Studied by the SOAR telescope operated by NOIRLab, the binary system is the first to be found at penultimate stage of its evolution.
Using the 4.1-meter SOAR telescope in Chile, astronomers have discovered the first example of a binary system where a star about to become a white dwarf orbits a neutron star that has just finished transforming into a rapidly spinning pulsar. The pair, originally detected by Fermi Gamma Ray Space Telescope, is a “missing link” in evolution of these binary systems.
A bright, mysterious source of gamma rays has been discovered to be a rapidly spinning neutron star – dubbed a millisecond pulsar – that orbiting a star in process of evolving into extremely low mass white dwarf. These types of binary systems are called “spider” by astronomers because the pulsar tends to “eat” the outer parts of companion star as it transforms into a white dwarf.
The duo was detected by astronomers using 4.1-meter SOAR telescope on Cerro Pachón in Chile, part of the Cerro Tololo Inter-American Observatory, a program of NSF’s NOIR Lab as published in The Astrophysical Journal.
NASA’s Fermi Gammaray Space Telescope has listed objects in the Universe that produce copious gamma rays since its launch in 2008, but not all of the sources of gamma rays it detects have been classified. One of these sources, named 4FGL J1120.0-2204 by astronomers, was the second-brightest gamma-ray source in the entire sky that had not been identified until now.
Astronomers from the US & Canada, led by Samuel Swihart of US Naval Research Laboratory in Washington, D.C, used the Goodman spectrograph on the SOAR telescope to determine the true identity of 4FGL J1120.0-2204. The gamma ray source, which also emits x-rays, as observed by NASA’s Swift & ESA’s XMM Newton space telescopes, was found to be a binary system consisting of a “millisecond pulsar” that spins hundreds of times per sec & precursor to a white dwarf of extremely low mass. The pair are located about 2,600 light years.
“Michigan State University’s time on SOAR telescope, its southern hemisphere location, and the accuracy & stability of the Goodman spectrograph were important aspects of this discovery,” says Swihart.
“This is a prime example of how mid size telescopes in general & SOARs in particular, can be used to help characterize unusual discoveries made with other ground & space based facilities,” notes Chris Davis, program director of NOIR Lab in United States National Science Foundation. “We anticipate that SOAR will play a critical role in follow up many other time-varying & multi-message sources over the next decade.
The optical spectrum of the binary system measured by the Goodman spectrograph showed that the light of the proto-white dwarf companion is Doppler shifted – shifted alternately to red & blue – indicating that it orbits compact, big neutron star every 15hrs.
“The spectra also allowed us to limit the approximate temperature & surface gravity of companion star” says Swihart, whose team was able to take these properties & apply them to models that describe how binary star system evolve. This allowed them to determine that companion is the precursor of an extremely low mass white dwarf with a surface temperature of 8,200 ° C and a mass of only 17% that of the Sun.
When a star with a mass similar to that of the Sun or less reaches end of its life, it will run out of hydrogen used to fuel nuclear fusion processes in its core. For a time, helium takes over & powers the star, causing it to contract & heat up and causing it to expand & evolve into a red giant hundreds of millions of kilometers in size.
Eventually, the outer layers of this swollen star may be accreted onto a binary companion & nuclear fusion is disrupted, leaving behind an Earth-sized white dwarf and sizzling at temperatures above 100,000°C (180,000 °F).
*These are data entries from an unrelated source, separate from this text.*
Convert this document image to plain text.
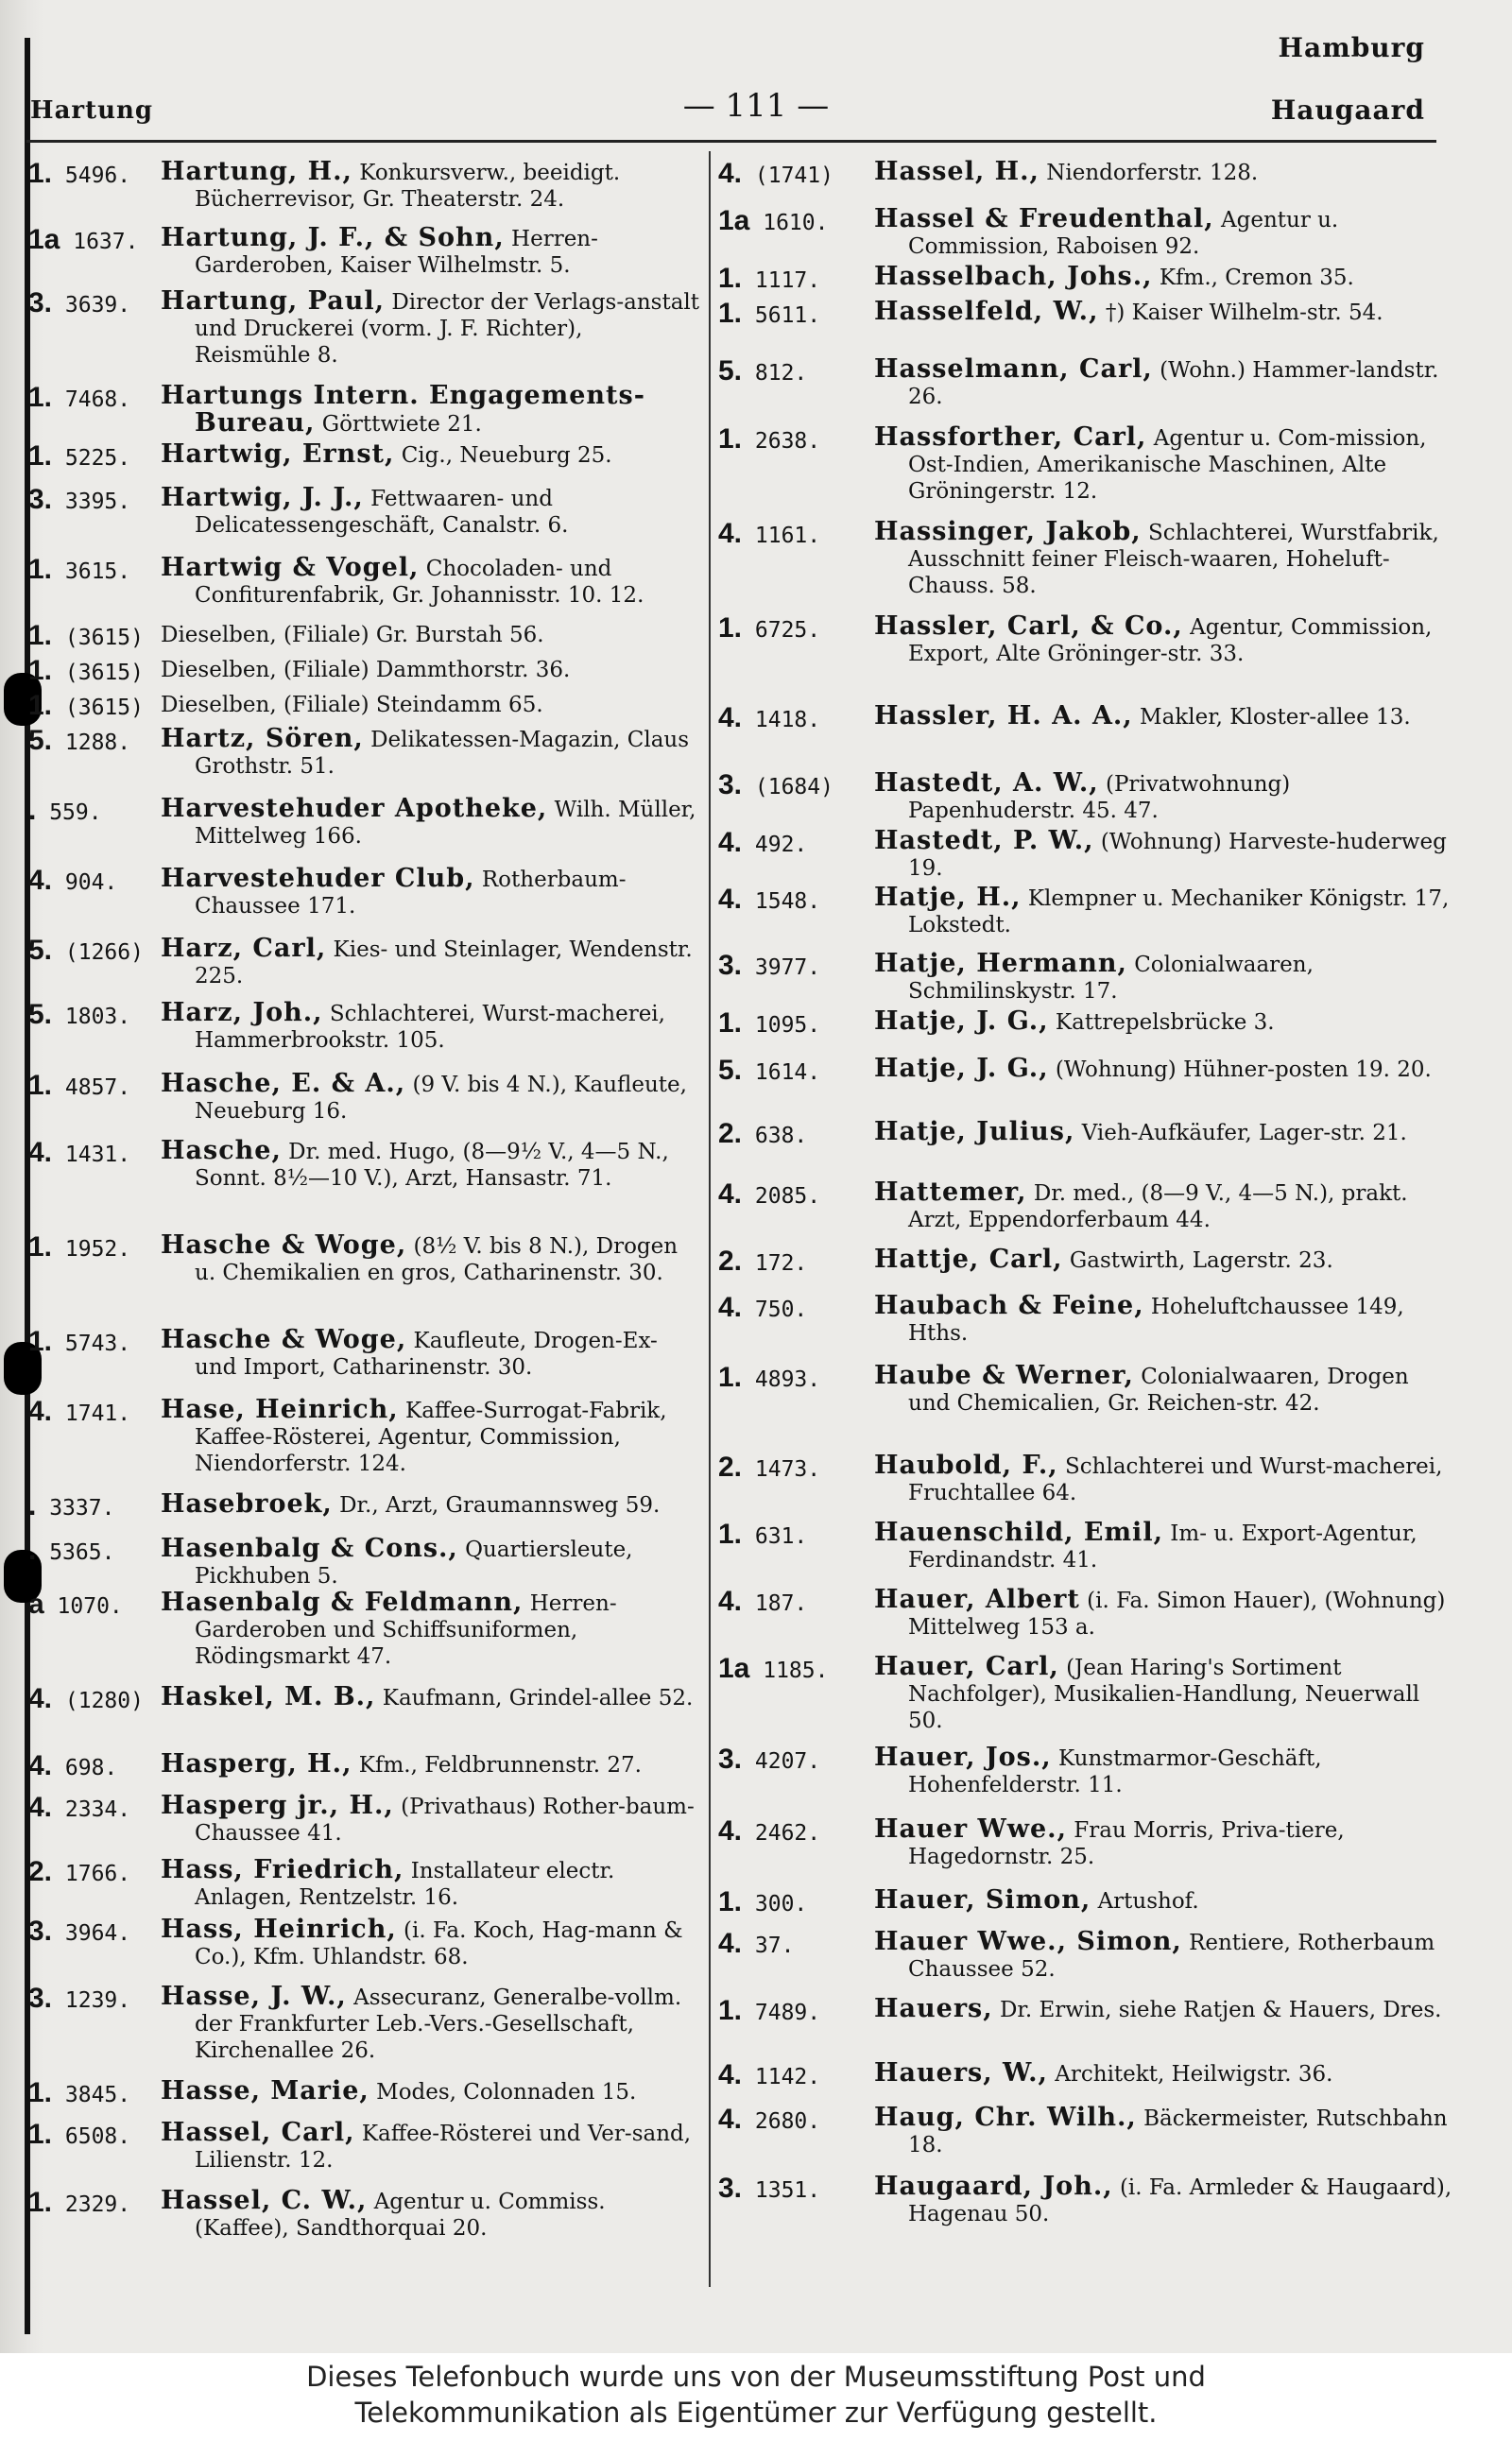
Hamburg
Hartung	— 111 —	Haugaard
1. 5496.	Hartung, H., Konkursverw., beeidigt. Bücherrevisor, Gr. Theaterstr. 24.
1a 1637. Hartung, J. F., & Sohn, Herren-Garderoben, Kaiser Wilhelmstr. 5.
3. 3639.	Hartung, Paul, Director der Verlags-anstalt und Druckerei (vorm. J. F. Richter), Reismühle 8.
1. 7468.	Hartungs Intern. Engagements-Bureau, Görttwiete 21.
1. 5225.	Hartwig, Ernst, Cig., Neueburg 25.
3. 3395.	Hartwig, J. J., Fettwaaren- und Delicatessengeschäft, Canalstr. 6.
1. 3615.	Hartwig & Vogel, Chocoladen- und Confiturenfabrik, Gr. Johannisstr. 10. 12.
1. (3615) Dieselben, (Filiale) Gr. Burstah 56.
1. (3615) Dieselben, (Filiale) Dammthorstr. 36.
1. (3615) Dieselben, (Filiale) Steindamm 65.
5. 1288.	Hartz, Sören, Delikatessen-Magazin, Claus Grothstr. 51.
. 559.	Harvestehuder Apotheke, Wilh. Müller, Mittelweg 166.
4. 904.	Harvestehuder Club, Rotherbaum-Chaussee 171.
5. (1266) Harz, Carl, Kies- und Steinlager, Wendenstr. 225.
5. 1803.	Harz, Joh., Schlachterei, Wurst-macherei, Hammerbrookstr. 105.
1. 4857.	Hasche, E. & A., (9 V. bis 4 N.), Kaufleute, Neueburg 16.
4. 1431.	Hasche, Dr. med. Hugo, (8—9½ V., 4—5 N., Sonnt. 8½—10 V.), Arzt, Hansastr. 71.
1. 1952.	Hasche & Woge, (8½ V. bis 8 N.), Drogen u. Chemikalien en gros, Catharinenstr. 30.
1. 5743.	Hasche & Woge, Kaufleute, Drogen-Ex- und Import, Catharinenstr. 30.
4. 1741.	Hase, Heinrich, Kaffee-Surrogat-Fabrik, Kaffee-Rösterei, Agentur, Commission, Niendorferstr. 124.
. 3337.	Hasebroek, Dr., Arzt, Graumannsweg 59.
. 5365.	Hasenbalg & Cons., Quartiersleute, Pickhuben 5.
a 1070.	Hasenbalg & Feldmann, Herren-Garderoben und Schiffsuniformen, Rödingsmarkt 47.
4. (1280) Haskel, M. B., Kaufmann, Grindel-allee 52.
4. 698.	Hasperg, H., Kfm., Feldbrunnenstr. 27.
4. 2334.	Hasperg jr., H., (Privathaus) Rother-baum-Chaussee 41.
2. 1766.	Hass, Friedrich, Installateur electr. Anlagen, Rentzelstr. 16.
3. 3964.	Hass, Heinrich, (i. Fa. Koch, Hag-mann & Co.), Kfm. Uhlandstr. 68.
3. 1239.	Hasse, J. W., Assecuranz, Generalbe-vollm. der Frankfurter Leb.-Vers.-Gesellschaft, Kirchenallee 26.
1. 3845.	Hasse, Marie, Modes, Colonnaden 15.
1. 6508.	Hassel, Carl, Kaffee-Rösterei und Ver-sand, Lilienstr. 12.
1. 2329.	Hassel, C. W., Agentur u. Commiss. (Kaffee), Sandthorquai 20.
4. (1741)	Hassel, H., Niendorferstr. 128.
1a 1610.	Hassel & Freudenthal, Agentur u. Commission, Raboisen 92.
1. 1117.	Hasselbach, Johs., Kfm., Cremon 35.
1. 5611.	Hasselfeld, W., †) Kaiser Wilhelm-str. 54.
5. 812.	Hasselmann, Carl, (Wohn.) Hammer-landstr. 26.
1. 2638.	Hassforther, Carl, Agentur u. Com-mission, Ost-Indien, Amerikanische Maschinen, Alte Gröningerstr. 12.
4. 1161.	Hassinger, Jakob, Schlachterei, Wurstfabrik, Ausschnitt feiner Fleisch-waaren, Hoheluft-Chauss. 58.
1. 6725.	Hassler, Carl, & Co., Agentur, Commission, Export, Alte Gröninger-str. 33.
4. 1418.	Hassler, H. A. A., Makler, Kloster-allee 13.
3. (1684)	Hastedt, A. W., (Privatwohnung) Papenhuderstr. 45. 47.
4. 492.	Hastedt, P. W., (Wohnung) Harveste-huderweg 19.
4. 1548.	Hatje, H., Klempner u. Mechaniker Königstr. 17, Lokstedt.
3. 3977.	Hatje, Hermann, Colonialwaaren, Schmilinskystr. 17.
1. 1095.	Hatje, J. G., Kattrepelsbrücke 3.
5. 1614.	Hatje, J. G., (Wohnung) Hühner-posten 19. 20.
2. 638.	Hatje, Julius, Vieh-Aufkäufer, Lager-str. 21.
4. 2085.	Hattemer, Dr. med., (8—9 V., 4—5 N.), prakt. Arzt, Eppendorferbaum 44.
2. 172.	Hattje, Carl, Gastwirth, Lagerstr. 23.
4. 750.	Haubach & Feine, Hoheluftchaussee 149, Hths.
1. 4893.	Haube & Werner, Colonialwaaren, Drogen und Chemicalien, Gr. Reichen-str. 42.
2. 1473.	Haubold, F., Schlachterei und Wurst-macherei, Fruchtallee 64.
1. 631.	Hauenschild, Emil, Im- u. Export-Agentur, Ferdinandstr. 41.
4. 187.	Hauer, Albert (i. Fa. Simon Hauer), (Wohnung) Mittelweg 153 a.
1a 1185.	Hauer, Carl, (Jean Haring's Sortiment Nachfolger), Musikalien-Handlung, Neuerwall 50.
3. 4207.	Hauer, Jos., Kunstmarmor-Geschäft, Hohenfelderstr. 11.
4. 2462.	Hauer Wwe., Frau Morris, Priva-tiere, Hagedornstr. 25.
1. 300.	Hauer, Simon, Artushof.
4. 37.	Hauer Wwe., Simon, Rentiere, Rotherbaum Chaussee 52.
1. 7489.	Hauers, Dr. Erwin, siehe Ratjen & Hauers, Dres.
4. 1142.	Hauers, W., Architekt, Heilwigstr. 36.
4. 2680.	Haug, Chr. Wilh., Bäckermeister, Rutschbahn 18.
3. 1351.	Haugaard, Joh., (i. Fa. Armleder & Haugaard), Hagenau 50.
Dieses Telefonbuch wurde uns von der Museumsstiftung Post und
Telekommunikation als Eigentümer zur Verfügung gestellt.
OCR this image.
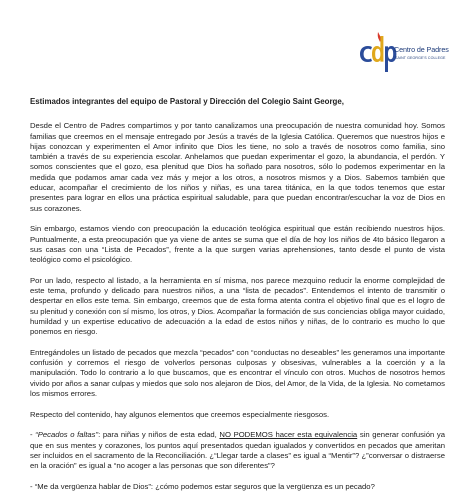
Centro de Padres
SAINT GEORGE'S COLLEGE

Estimados integrantes del equipo de Pastoral y Dirección del Colegio Saint George,

Desde el Centro de Padres compartimos y por tanto canalizamos una preocupación de nuestra comunidad hoy. Somos familias que creemos en el mensaje entregado por Jesús a través de la Iglesia Católica. Queremos que nuestros hijos e hijas conozcan y experimenten el Amor infinito que Dios les tiene, no solo a través de nosotros como familia, sino también a través de su experiencia escolar. Anhelamos que puedan experimentar el gozo, la abundancia, el perdón. Y somos conscientes que el gozo, esa plenitud que Dios ha soñado para nosotros, sólo lo podemos experimentar en la medida que podamos amar cada vez más y mejor a los otros, a nosotros mismos y a Dios. Sabemos también que educar, acompañar el crecimiento de los niños y niñas, es una tarea titánica, en la que todos tenemos que estar presentes para lograr en ellos una práctica espiritual saludable, para que puedan encontrar/escuchar la voz de Dios en sus corazones.

Sin embargo, estamos viendo con preocupación la educación teológica espiritual que están recibiendo nuestros hijos. Puntualmente, a esta preocupación que ya viene de antes se suma que el día de hoy los niños de 4to básico llegaron a sus casas con una “Lista de Pecados”, frente a la que surgen varias aprehensiones, tanto desde el punto de vista teológico como el psicológico.

Por un lado, respecto al listado, a la herramienta en sí misma, nos parece mezquino reducir la enorme complejidad de este tema, profundo y delicado para nuestros niños, a una “lista de pecados”. Entendemos el intento de transmitir o despertar en ellos este tema. Sin embargo, creemos que de esta forma atenta contra el objetivo final que es el logro de su plenitud y conexión con sí mismo, los otros, y Dios. Acompañar la formación de sus conciencias obliga mayor cuidado, humildad y un expertise educativo de adecuación a la edad de estos niños y niñas, de lo contrario es mucho lo que ponemos en riesgo.

Entregándoles un listado de pecados que mezcla “pecados” con “conductas no deseables” les generamos una importante confusión y corremos el riesgo de volverlos personas culposas y obsesivas, vulnerables a la coerción y a la manipulación. Todo lo contrario a lo que buscamos, que es encontrar el vínculo con otros. Muchos de nosotros hemos vivido por años a sanar culpas y miedos que solo nos alejaron de Dios, del Amor, de la Vida, de la Iglesia. No cometamos los mismos errores.

Respecto del contenido, hay algunos elementos que creemos especialmente riesgosos.

- “Pecados o faltas”: para niñas y niños de esta edad, NO PODEMOS hacer esta equivalencia sin generar confusión ya que en sus mentes y corazones, los puntos aquí presentados quedan igualados y convertidos en pecados que ameritan ser incluidos en el sacramento de la Reconciliación. ¿“Llegar tarde a clases” es igual a “Mentir”? ¿”conversar o distraerse en la oración” es igual a “no acoger a las personas que son diferentes”?

- “Me da vergüenza hablar de Dios”: ¿cómo podemos estar seguros que la vergüenza es un pecado?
The proto-white dwarf in 4FGL J1120.0-2204 system has not yet finished evolving. “It is currently bloated and has a radius about 5 times the size of normal white dwarfs with similar masses,” explains Swihart. “It will continue to cool & contract, and in about 2 billion years it will look like many of extremely low mass white dwarfs that we already know.
Millisecond pulsars spin hundreds of times every second. They are spun by accerting matter from a companion, in this case from star-turned-white-dwarf star. Most millisecond pulsars emit gamma rays & X-rays, often when pulsar wind, which is a stream of charged particles emanating from spinning neutron star, collides with material emitted by a companion star.
About 80 extremely low-mass white dwarfs are known, but “this is the first precursor of an extremely low-mass white dwarf found that is orbiting a neutron star,” says Swihart. Therefore, 4FGL J1120.0-2204 is a unique look at tail end of this spinning process. All of the other white dwarf-pulsar binaries that have been discovered are well past spinning up stage.
“Follow-up spectroscopy with the SOAR telescope, aiming at unassociated Fermi gamma sources, allowed us to see that the companion was orbiting something,” says Swihart. “Without these observations, we could not have found this exciting system.